Lucian stood up. Richmond followed, and together they started pulling out file cabinet drawers and piling stacks of paperwork on the table.
“What are you doing?” Canton screamed.
“We’re taking your records and getting out of here since you’ve stopped cooperating.”
Canton’s hand shook as he reached for the glass of soda already on the table and spilled some of it bringing it up to his lips. He took a long gulp and then asked, “What do you want?”
“The men you worked with,” Lucian said. “Who stole the paintings for you? Were you looking for those specific paintings? Did you put the word out? What the hell happened, Canton?” He knew he was bullying the dealer, but he didn’t care anymore.
Canton was hyperventilating, and his skin had turned even redder. Richmond glanced over at Lucian and raised his eyebrows as if to question the man’s reaction-was it a performance or for real?
“I need…” Canton whispered and then stopped. “I need…” Reaching into his jacket pocket, he pulled out an amber pill bottle, thumbed the cap off, shook out a pill and, with trembling fingers, managed to get it into his mouth.
“You all right, Mr. Canton?” Richmond asked.
“It’s my heart.”
Lucian had been able to read the label. The dealer wasn’t in cardiac distress; the pills were anti-anxiety medication. “Then we’ll just take what we need and leave you to rest,” Lucian said as he started dumping the files into garbage bags he and Richmond had brought with them.
Yesterday afternoon the agents had visited Andrew Moreno’s art gallery in Chelsea, and the paperwork they’d confiscated from his office was enough to keep them busy for days. With this load added to it, Lucian figured he’d be working nights and weekends for a while. He’d need to call Emeline from the car and tell her he might not make it to the Met’s reception tonight. They’d talked twice earlier today, and both times her voice had been tight and twisted with fear. The longer the threats continued, the more distraught she became. Lucian knew from cases he’d worked on how incessant worry and fear frayed your nerves. At a certain point you stopped being able to push the anxiety aside. No one survived attacks like the one Emeline was enduring without scars. She’d told him that she’d gone back to work that morning, and so far had gotten two calls, both in the same mechanical voice: Tell anyone what I look like and I’ll kill you before they find me. You and your father, too.
“And he repeated it,” Emeline had said, her voice tight with the effort of holding back tears. “Three times. Just like in the e-mails.”
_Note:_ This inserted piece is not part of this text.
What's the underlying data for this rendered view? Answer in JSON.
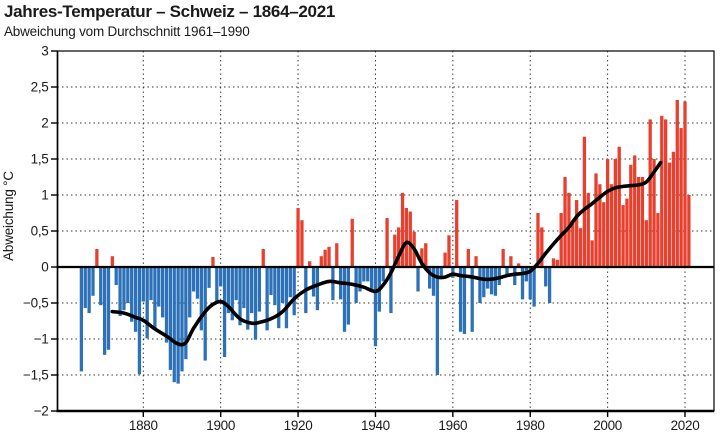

Lucian reassured her that Broderick and his men were getting close to making an arrest but it was a lie. They hadn’t made any progress. This guy had to be smart to go this long without once slipping up. Did that mean he was smart enough to elude them and get to Emeline? Lucian prayed not. One accident was all they needed. If he just stayed on the phone a few seconds too long or walked by the gallery and lingered an extra second peering in the windows.
“This drawer’s empty,” Richmond said to Lucian as he dropped another five files into a black plastic garbage back and nodded to another file cabinet. “I’ll grab that, you get the rest of the stuff.”
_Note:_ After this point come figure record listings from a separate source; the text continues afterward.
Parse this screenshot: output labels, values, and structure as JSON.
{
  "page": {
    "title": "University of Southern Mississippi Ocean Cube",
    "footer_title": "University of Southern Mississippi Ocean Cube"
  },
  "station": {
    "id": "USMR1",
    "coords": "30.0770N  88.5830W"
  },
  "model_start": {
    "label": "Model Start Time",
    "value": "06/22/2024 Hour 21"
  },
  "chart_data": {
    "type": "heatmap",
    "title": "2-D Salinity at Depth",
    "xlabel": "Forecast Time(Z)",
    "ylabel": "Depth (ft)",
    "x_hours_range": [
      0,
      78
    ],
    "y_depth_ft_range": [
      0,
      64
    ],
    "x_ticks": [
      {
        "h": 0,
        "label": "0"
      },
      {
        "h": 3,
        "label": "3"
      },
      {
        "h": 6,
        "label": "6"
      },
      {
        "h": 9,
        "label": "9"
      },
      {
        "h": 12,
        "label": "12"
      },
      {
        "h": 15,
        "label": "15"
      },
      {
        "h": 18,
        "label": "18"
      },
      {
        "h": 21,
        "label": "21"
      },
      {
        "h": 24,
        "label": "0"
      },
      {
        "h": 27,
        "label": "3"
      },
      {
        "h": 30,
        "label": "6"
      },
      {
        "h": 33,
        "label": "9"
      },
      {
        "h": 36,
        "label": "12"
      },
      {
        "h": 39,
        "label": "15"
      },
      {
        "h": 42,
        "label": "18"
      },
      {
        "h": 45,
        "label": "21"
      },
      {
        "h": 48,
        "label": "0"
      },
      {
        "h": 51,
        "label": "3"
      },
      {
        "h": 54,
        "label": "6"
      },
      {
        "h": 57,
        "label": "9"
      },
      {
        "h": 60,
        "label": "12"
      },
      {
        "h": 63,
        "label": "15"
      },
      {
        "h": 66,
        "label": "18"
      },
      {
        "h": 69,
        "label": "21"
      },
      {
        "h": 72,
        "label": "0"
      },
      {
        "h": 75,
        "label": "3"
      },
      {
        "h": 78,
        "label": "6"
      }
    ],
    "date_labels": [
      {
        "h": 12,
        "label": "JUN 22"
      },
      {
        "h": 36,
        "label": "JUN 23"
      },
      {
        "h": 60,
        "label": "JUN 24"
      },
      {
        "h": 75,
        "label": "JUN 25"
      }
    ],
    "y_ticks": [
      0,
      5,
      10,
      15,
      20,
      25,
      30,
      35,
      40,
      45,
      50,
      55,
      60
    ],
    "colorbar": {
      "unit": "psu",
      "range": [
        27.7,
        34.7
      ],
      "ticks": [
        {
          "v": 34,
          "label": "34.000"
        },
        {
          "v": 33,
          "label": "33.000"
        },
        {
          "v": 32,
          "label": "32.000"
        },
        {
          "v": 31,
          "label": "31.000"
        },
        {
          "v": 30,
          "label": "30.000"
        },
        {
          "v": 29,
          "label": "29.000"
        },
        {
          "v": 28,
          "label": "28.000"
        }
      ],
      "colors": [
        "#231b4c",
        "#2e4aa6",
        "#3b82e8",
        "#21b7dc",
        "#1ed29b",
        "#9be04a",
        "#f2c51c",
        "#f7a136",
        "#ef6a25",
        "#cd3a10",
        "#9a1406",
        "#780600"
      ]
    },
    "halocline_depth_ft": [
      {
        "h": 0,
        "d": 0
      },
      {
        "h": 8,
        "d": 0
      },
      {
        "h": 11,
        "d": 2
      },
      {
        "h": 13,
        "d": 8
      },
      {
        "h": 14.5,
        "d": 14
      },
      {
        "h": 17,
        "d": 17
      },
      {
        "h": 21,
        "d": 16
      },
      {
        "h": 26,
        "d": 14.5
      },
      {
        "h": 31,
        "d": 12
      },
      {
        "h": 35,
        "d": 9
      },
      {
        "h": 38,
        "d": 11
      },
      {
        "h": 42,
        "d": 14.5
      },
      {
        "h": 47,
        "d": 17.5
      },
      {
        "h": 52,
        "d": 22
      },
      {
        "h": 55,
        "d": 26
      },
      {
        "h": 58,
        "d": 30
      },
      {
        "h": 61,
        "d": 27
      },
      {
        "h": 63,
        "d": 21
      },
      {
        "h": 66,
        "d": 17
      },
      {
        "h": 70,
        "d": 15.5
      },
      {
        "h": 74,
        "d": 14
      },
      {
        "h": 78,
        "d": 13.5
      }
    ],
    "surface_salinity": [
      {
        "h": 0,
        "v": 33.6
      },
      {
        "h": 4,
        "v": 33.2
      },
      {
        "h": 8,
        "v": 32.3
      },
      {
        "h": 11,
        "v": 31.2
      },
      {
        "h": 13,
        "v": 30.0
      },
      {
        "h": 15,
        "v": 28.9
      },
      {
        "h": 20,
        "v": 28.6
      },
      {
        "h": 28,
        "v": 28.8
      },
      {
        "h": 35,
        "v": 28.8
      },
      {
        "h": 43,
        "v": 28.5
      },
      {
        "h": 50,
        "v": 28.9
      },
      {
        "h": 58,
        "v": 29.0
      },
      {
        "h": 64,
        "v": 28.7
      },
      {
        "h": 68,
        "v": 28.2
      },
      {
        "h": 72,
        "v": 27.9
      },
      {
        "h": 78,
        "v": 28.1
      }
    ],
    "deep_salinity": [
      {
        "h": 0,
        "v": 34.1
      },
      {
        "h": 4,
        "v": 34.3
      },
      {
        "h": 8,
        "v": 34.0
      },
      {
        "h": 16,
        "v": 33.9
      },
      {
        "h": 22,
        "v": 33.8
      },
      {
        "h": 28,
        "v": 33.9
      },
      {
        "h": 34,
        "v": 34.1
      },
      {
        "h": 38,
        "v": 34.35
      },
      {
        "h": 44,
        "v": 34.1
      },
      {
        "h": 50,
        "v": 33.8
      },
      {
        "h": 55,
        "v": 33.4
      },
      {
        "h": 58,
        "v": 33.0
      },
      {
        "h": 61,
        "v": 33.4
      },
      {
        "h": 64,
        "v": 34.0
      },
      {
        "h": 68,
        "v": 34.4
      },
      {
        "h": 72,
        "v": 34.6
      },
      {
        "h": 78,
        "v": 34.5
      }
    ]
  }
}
The color in Canton’s face intensified as he watched Lucian move to the desk and pick up the laptop computer. With a tortured “NO” the dealer leaped forward with teeth bared and bit Lucian’s hand.
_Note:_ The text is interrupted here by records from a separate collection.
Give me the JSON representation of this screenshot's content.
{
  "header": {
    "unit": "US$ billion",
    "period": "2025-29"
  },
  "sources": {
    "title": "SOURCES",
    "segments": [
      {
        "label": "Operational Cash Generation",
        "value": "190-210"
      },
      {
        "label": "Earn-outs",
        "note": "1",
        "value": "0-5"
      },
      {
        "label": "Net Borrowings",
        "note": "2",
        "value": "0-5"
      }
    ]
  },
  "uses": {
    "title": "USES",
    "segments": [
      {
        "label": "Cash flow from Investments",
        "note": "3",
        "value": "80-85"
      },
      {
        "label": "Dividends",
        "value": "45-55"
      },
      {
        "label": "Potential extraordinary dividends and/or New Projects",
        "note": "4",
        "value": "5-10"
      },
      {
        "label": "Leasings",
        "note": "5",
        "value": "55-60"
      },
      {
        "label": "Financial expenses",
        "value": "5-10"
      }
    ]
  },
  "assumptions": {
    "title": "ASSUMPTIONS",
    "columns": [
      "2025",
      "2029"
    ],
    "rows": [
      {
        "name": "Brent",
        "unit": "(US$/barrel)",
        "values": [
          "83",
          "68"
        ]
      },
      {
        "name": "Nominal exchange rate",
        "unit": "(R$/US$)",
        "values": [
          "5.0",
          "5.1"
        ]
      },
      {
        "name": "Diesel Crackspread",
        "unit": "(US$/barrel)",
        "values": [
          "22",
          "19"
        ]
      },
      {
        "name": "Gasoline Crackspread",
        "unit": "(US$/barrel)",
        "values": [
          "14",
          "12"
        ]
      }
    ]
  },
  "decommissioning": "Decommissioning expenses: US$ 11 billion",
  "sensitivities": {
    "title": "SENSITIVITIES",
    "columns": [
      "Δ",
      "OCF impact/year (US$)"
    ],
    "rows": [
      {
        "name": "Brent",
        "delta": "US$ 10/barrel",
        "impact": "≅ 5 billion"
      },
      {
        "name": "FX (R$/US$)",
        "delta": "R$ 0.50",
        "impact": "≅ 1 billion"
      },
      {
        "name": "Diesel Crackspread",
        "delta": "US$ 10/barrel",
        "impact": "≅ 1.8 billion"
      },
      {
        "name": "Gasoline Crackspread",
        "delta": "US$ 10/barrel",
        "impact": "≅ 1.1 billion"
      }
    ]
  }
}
Richmond jumped Canton, wrestled him to the ground and had him cuffed in less than thirty seconds. Lucian, excruciating pain radiating up his arm, read him his rights then listed the offenses he was going to charge him with.
“I’ll drop the last three and you’ll have a chance at spending at least some of the rest of your life outside a prison, but I want the name of the man or the men you worked with to get the Van Gogh and the Matisse.”
Twenty minutes later, as Richmond drove away, with the dealer handcuffed and whimpering in the backseat, Lucian kept looking down at his hand as if it had betrayed him by being so close to the dealer’s mouth.